Pese a compartir igual desgracia, Aliana Rodríguez, vecina de Pupo, prefiere recordar como el consuelo más duradero el que todos los vecinos se ayudaron como hermanos. «A nadie le faltó donde refugiarse, pero creo que nos faltaba esta experiencia para comprender en toda su magnitud lo que significa un huracán», reconoce.

Empero, la también enfermera del referido policlínico, convertido ahora en centro de evacuación, agrega que en este lugar se les han crearon las condiciones y facilidades mínimas como la alimentación diaria, colchonetas para dormir y la leche para los niños. Este es también uno de los pocos sitios que en Gibara posee energía eléctrica mediante una planta.

El Flora se quedó chiquito

Adriana García solo atina a decirnos que lo de Ike «fue lo más terrible del mundo, y nunca se le borrará de la mente».

Ella fue una de las vecinas que buscaron refugio en casa de familiares, en su caso, con una tía. Pero aún así, las descripciones que nos hace de esa dantesca noche, no dejan muchas palabras.

«La casa es de mampostería y techo de placa. Se encuentra a varias cuadras de aquí. Las paredes temblaban como si fuesen de cartón, y creí que iba a derrumbarse», rememora Adriana.

«Yo le grité a mi tía: ¡llamen por teléfono, para que nos vengan a buscar, que este ciclón nos va a matar, pero, por la inexperiencia, al hacerlo comprobamos que tampoco teníamos comunicación. Perdí mi casita. Cuando llegué aquí no podía ni ubicarme dónde estaba situada antes».

«Yo soy hilandero, jubilado por enfermedad, y nunca había visto algo semejante en Gibara. Ni siquiera cuando el ciclón Flora, que se quedó chiquitico con Ike, pues pude ver los destrozos y hasta donde llegó el mar, pero como esta vez, ninguna», se nos presenta Andrés Pupo Martínez, de 68 años de edad.

«En esa ocasión estuve albergado en la propia hilandería. Tenía un hijo pequeño y recuerdo que debía salir a la calle a buscarle leche, porque los primeros días la situación era muy difícil. Cada vez que venía algún ciclón, yo tenía la costumbre de quedarme en la casa, por temor a los ladrones, pero cuando escuché a Rubiera decir que tocaba por Punta Lucrecia, salí echando».

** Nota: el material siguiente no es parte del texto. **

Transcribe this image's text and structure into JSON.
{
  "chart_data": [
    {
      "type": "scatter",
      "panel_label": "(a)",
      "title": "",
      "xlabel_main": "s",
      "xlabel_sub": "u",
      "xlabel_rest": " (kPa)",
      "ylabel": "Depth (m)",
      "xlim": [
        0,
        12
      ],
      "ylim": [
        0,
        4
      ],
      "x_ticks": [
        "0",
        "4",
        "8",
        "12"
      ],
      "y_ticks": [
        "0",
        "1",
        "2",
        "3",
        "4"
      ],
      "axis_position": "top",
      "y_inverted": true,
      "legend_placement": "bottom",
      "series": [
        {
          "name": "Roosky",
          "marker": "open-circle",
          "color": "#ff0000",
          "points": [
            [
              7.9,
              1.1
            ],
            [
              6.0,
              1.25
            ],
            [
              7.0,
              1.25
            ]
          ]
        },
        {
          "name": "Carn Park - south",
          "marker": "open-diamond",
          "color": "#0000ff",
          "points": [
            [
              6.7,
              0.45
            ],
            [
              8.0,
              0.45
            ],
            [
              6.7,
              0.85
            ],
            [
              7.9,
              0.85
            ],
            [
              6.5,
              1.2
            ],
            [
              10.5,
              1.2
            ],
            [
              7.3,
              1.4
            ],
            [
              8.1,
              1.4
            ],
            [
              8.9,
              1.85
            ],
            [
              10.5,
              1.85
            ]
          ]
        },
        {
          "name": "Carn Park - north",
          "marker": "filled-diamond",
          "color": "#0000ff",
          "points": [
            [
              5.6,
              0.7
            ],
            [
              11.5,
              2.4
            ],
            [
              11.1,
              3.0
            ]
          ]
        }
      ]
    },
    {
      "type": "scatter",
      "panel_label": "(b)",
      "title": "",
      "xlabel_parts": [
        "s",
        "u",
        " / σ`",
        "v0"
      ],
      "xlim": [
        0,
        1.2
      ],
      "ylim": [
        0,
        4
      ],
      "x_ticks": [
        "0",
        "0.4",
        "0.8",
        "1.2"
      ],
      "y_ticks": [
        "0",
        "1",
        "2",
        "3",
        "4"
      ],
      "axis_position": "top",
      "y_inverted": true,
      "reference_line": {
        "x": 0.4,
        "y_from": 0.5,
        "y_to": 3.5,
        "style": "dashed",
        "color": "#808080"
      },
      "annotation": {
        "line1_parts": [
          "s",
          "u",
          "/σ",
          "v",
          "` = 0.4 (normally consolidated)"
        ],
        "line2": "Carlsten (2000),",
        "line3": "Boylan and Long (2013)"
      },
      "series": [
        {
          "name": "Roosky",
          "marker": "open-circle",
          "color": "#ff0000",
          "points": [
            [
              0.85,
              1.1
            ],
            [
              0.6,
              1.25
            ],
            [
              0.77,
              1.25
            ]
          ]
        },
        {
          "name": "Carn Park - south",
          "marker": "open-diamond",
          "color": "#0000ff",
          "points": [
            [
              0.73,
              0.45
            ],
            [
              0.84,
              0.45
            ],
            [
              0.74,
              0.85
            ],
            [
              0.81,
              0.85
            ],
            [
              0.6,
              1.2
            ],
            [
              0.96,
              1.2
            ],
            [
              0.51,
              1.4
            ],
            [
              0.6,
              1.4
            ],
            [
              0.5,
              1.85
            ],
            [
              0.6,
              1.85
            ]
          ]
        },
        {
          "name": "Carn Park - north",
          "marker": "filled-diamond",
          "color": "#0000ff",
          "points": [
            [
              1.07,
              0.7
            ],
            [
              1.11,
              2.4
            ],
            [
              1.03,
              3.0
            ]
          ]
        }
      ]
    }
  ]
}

Lo cierto es que con ciclón o sin él, los habitantes del barrio de Pueblo Nuevo estaban casi habituados a las esporádicas penetraciones del mar. Pero el embravecido mar llegó esta vez a causa de los fuertes vientos hasta lugares insospechados.

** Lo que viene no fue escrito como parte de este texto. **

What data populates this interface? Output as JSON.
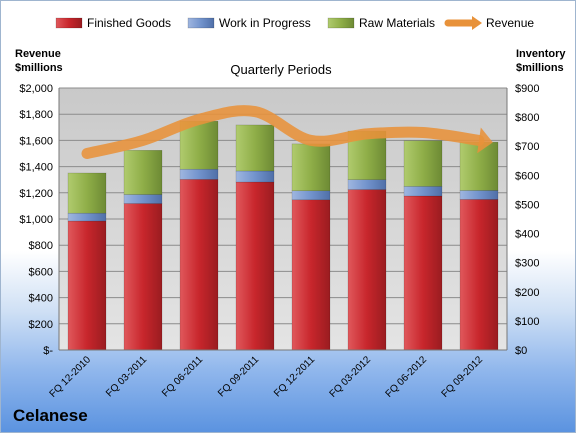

«Cuando llegamos a la casa todavía había mucha agua dentro, algas y fango por todos lados, hasta dentro de los zapatos y los libros», agrega el sexagenario.

Pero la otra realidad que pudimos constatar en nuestra visita a este devastado reparto es la ecuanimidad de sus vecinos. «Ahora lo que queda es recuperarnos. Estamos recogiendo y limpiando todo esto. Nos ayudamos entre todos y ya la primera ayuda de tejas de fibrocemento nos llegó. Por lo menos hay vida, y eso es lo principal», concluye confiado el viejo Andrés.

Llega la hora de retirarnos para escribir estas líneas, y cuando lo hacemos también confirmamos la aseveración de los vecinos. No solamente comienzan a distribuirse los primeros lotes de tejas. En un centro creado al efecto, y donde ondeaba una bandera cubana, no solo se expendían alimentos, sino que artistas y humoristas llegados al lugar, les alegraban los corazones. Pueblo Nuevo se levantará.